There are 3 types of Butcher Covers:


  1. FIRST STATE BUTCHER COVERS are copies that are in their “first state” and have never been “pasted over”.  As you might imagine, there are not too many of these around.  The rarest Butchers are these first state copies and the most rare come from the collection of…wait for it…ALAN LIVINGSTON, the President of Capitol Records.  Yes, the same guy who said that any employee caught stealing one of these would be fired.
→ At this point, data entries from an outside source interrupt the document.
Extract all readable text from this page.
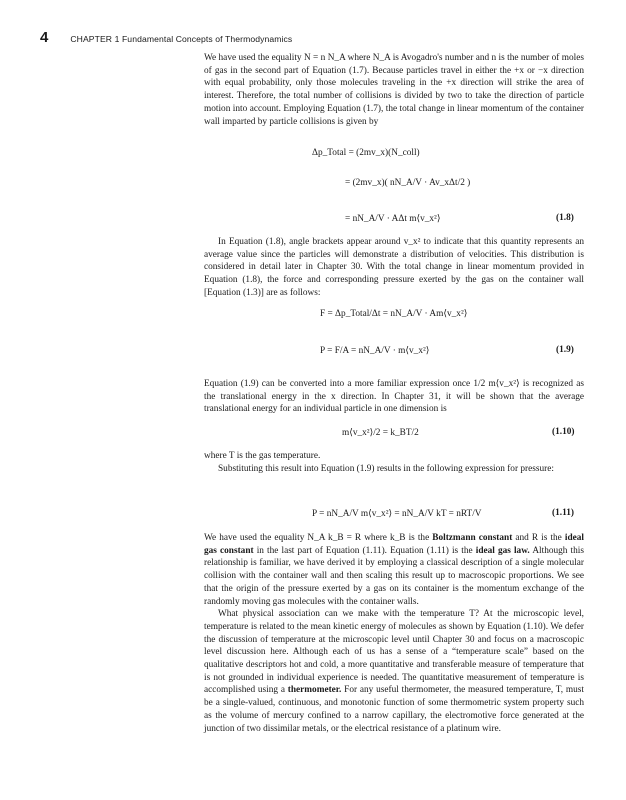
4	CHAPTER 1 Fundamental Concepts of Thermodynamics

We have used the equality N = n N_A where N_A is Avogadro's number and n is the number of moles of gas in the second part of Equation (1.7). Because particles travel in either the +x or −x direction with equal probability, only those molecules traveling in the +x direction will strike the area of interest. Therefore, the total number of collisions is divided by two to take the direction of particle motion into account. Employing Equation (1.7), the total change in linear momentum of the container wall imparted by particle collisions is given by

Δp_Total = (2mv_x)(N_coll)
= (2mv_x)( nN_A/V · Av_xΔt/2 )
= nN_A/V · AΔt m⟨v_x²⟩	(1.8)

In Equation (1.8), angle brackets appear around v_x² to indicate that this quantity represents an average value since the particles will demonstrate a distribution of velocities. This distribution is considered in detail later in Chapter 30. With the total change in linear momentum provided in Equation (1.8), the force and corresponding pressure exerted by the gas on the container wall [Equation (1.3)] are as follows:

F = Δp_Total/Δt = nN_A/V · Am⟨v_x²⟩
P = F/A = nN_A/V · m⟨v_x²⟩	(1.9)

Equation (1.9) can be converted into a more familiar expression once 1/2 m⟨v_x²⟩ is recognized as the translational energy in the x direction. In Chapter 31, it will be shown that the average translational energy for an individual particle in one dimension is

m⟨v_x²⟩/2 = k_BT/2	(1.10)

where T is the gas temperature.

Substituting this result into Equation (1.9) results in the following expression for pressure:

P = nN_A/V m⟨v_x²⟩ = nN_A/V kT = nRT/V	(1.11)

We have used the equality N_A k_B = R where k_B is the Boltzmann constant and R is the ideal gas constant in the last part of Equation (1.11). Equation (1.11) is the ideal gas law. Although this relationship is familiar, we have derived it by employing a classical description of a single molecular collision with the container wall and then scaling this result up to macroscopic proportions. We see that the origin of the pressure exerted by a gas on its container is the momentum exchange of the randomly moving gas molecules with the container walls.

What physical association can we make with the temperature T? At the microscopic level, temperature is related to the mean kinetic energy of molecules as shown by Equation (1.10). We defer the discussion of temperature at the microscopic level until Chapter 30 and focus on a macroscopic level discussion here. Although each of us has a sense of a “temperature scale” based on the qualitative descriptors hot and cold, a more quantitative and transferable measure of temperature that is not grounded in individual experience is needed. The quantitative measurement of temperature is accomplished using a thermometer. For any useful thermometer, the measured temperature, T, must be a single-valued, continuous, and monotonic function of some thermometric system property such as the volume of mercury confined to a narrow capillary, the electromotive force generated at the junction of two dissimilar metals, or the electrical resistance of a platinum wire.
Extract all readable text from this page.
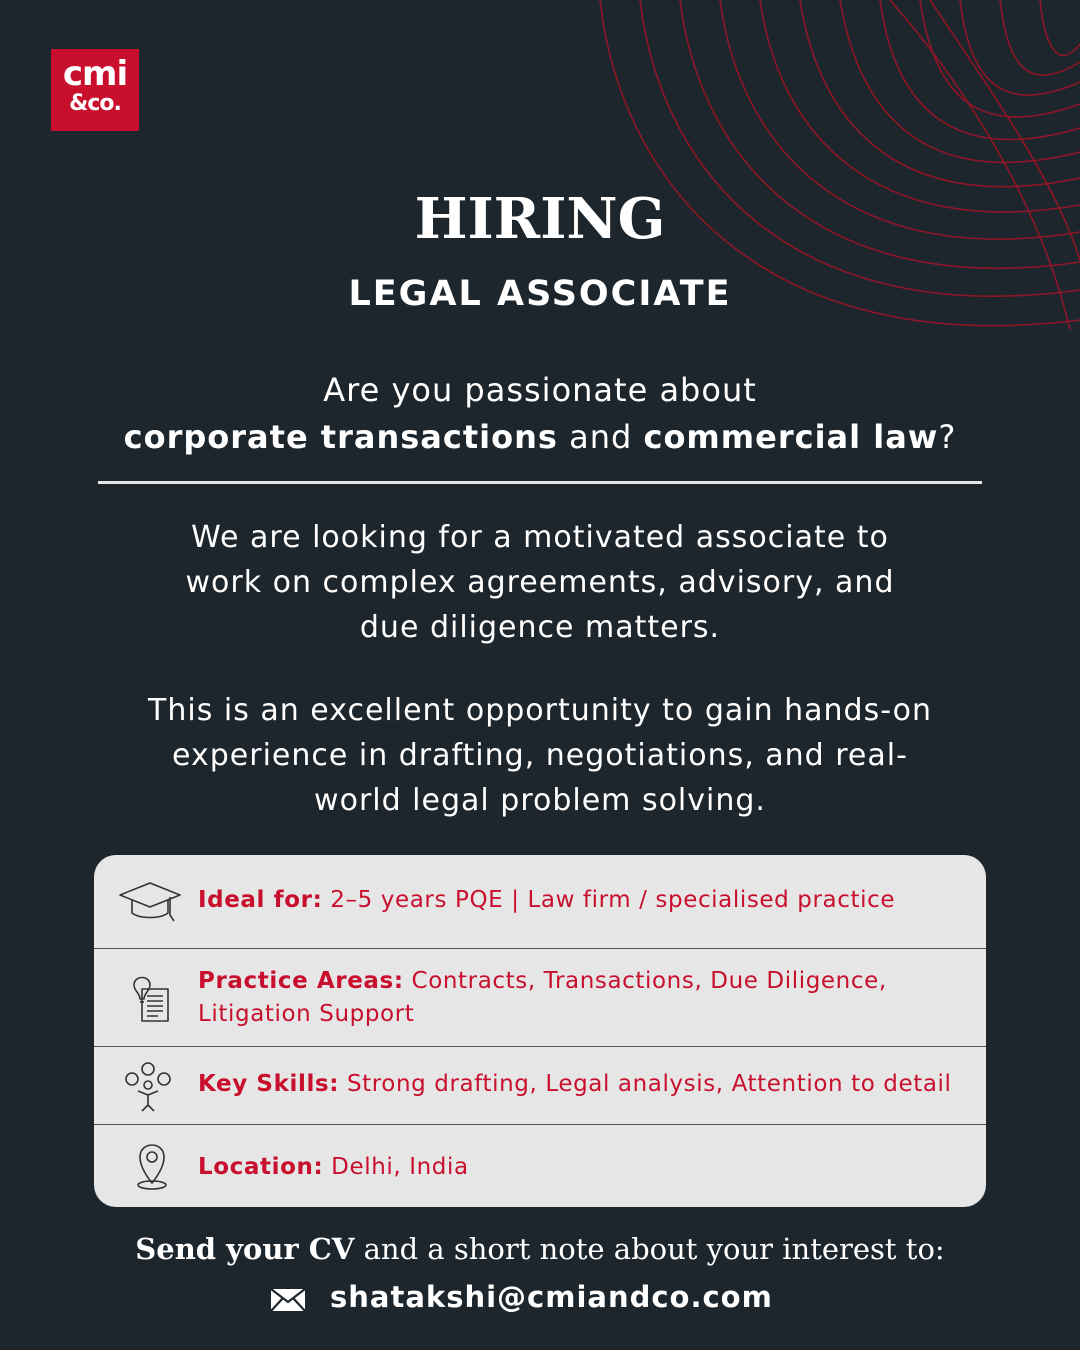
cmi
&co.
HIRING
LEGAL ASSOCIATE
Are you passionate about
corporate transactions and commercial law?
We are looking for a motivated associate to
work on complex agreements, advisory, and
due diligence matters.
This is an excellent opportunity to gain hands-on
experience in drafting, negotiations, and real-
world legal problem solving.
Ideal for: 2–5 years PQE | Law firm / specialised practice
Practice Areas: Contracts, Transactions, Due Diligence, Litigation Support
Key Skills: Strong drafting, Legal analysis, Attention to detail
Location: Delhi, India
Send your CV and a short note about your interest to:
shatakshi@cmiandco.com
Alan had 4 SEALED Stereo Copies and 20 SEALED Mono Copies delivered to his home where they sat for 20 years in his closet.  His son Peter, in 1986, went to the Beatlefest in Los Angeles, and sold a Stereo copy for $3000 and a couple MONO copies for $1000 each.  More recently, a SEALED Near Mint STEREO Livingston Butcher (as they are now called), sold at auction for $125,000 dollars, making it one of the most valuable records of all time.  Prices range on these as the Monos outnumber the Stereos, most believe at a ratio of 5:1.  For a Very Good+ first pressing, which is a pressing with a clean cover, lightly handled, with a good spine and seams, I would expect to pay around $5000.


  • SECOND STATE BUTCHER COVERS are the copies that have been “pasted over” with the revised cover showing a very large steamer trunk with some very bored looking Beatles.  If you look thru the revised cover’s white background, at an area between the top of the trunk and the opening of the sleeve, you can make out the outline of Ringo’s black turtleneck sweater under his white Butcher smock.  This is the kind of Butcher that I have found twice; one time in a collection that I bought and, once, in a dollar bin at a local shop.  Oddly, Second State Butchers have become more rare as more people attempt to peel the top cover off!  Obviously the rarest would be a Sealed Stereo Second State Butcher which, I believe, could set you back, perhaps, as much as $20,000.  There are a lot of VG to VG+ copies around; the VG covers could have a little writing on them or a broken seam or spine or some paper loss.  The MONOs bring around $300 to $600, the STEREOs, $600 to $900.  A good score would be to get one for a few hundred.


  • THIRD STATE BUTCHER COVERS are the ones in which people have attempted to remove the top cover image to get to the Butcher cover image underneath.  Quite often, the process is botched and the results show a mishmash of both images and the cardboard underneath.  Even a bad peel job has value.  First, you can say that you have one!  Second, these are still collectable and a successful peel job can yield a beautiful result.  Here’s a tip. If you’re going to attempt to peel a butcher, look for copies with a “2” or a “3” on the lower part of the back cover. This number identifies the manufacturing plant as the Capitol pressing plant in Scranton, PA.  At that plant, they used a water soluble glue to adhere the new cover so removing the cover, with the right chemicals can be a potentially more successful project.  Depending on how bad the peel job is, really determines the value.  A really bad peel job may make a MONO sleeve worth less than $50. A good peel job with no tears and no obvious glue or chemical stains, could fetch up to $1000 for a MONO, $1800-2000 for a STEREO.


Perhaps in a future blog, I can try that very PEELING process…all I need is your Butcher cover to experiment on….anyone game?

Lastly, those tips on where to find one.  Obviously, if you buy record collections, you’re most likely to find one in a 60’s collection.  Another fun place to look is at Garage & Rummage Sales, Junk or Antique Shops, and Flea Markets or other Public Sales.  Often, they’re beat up…so if you’re gonna try to do a PEEL, look for that Scranton pressing with the number “2” or “3” on the back and most importantly, be safe and use proper safety equipment!   

That’s all from Vinylvana so thanks for reading this!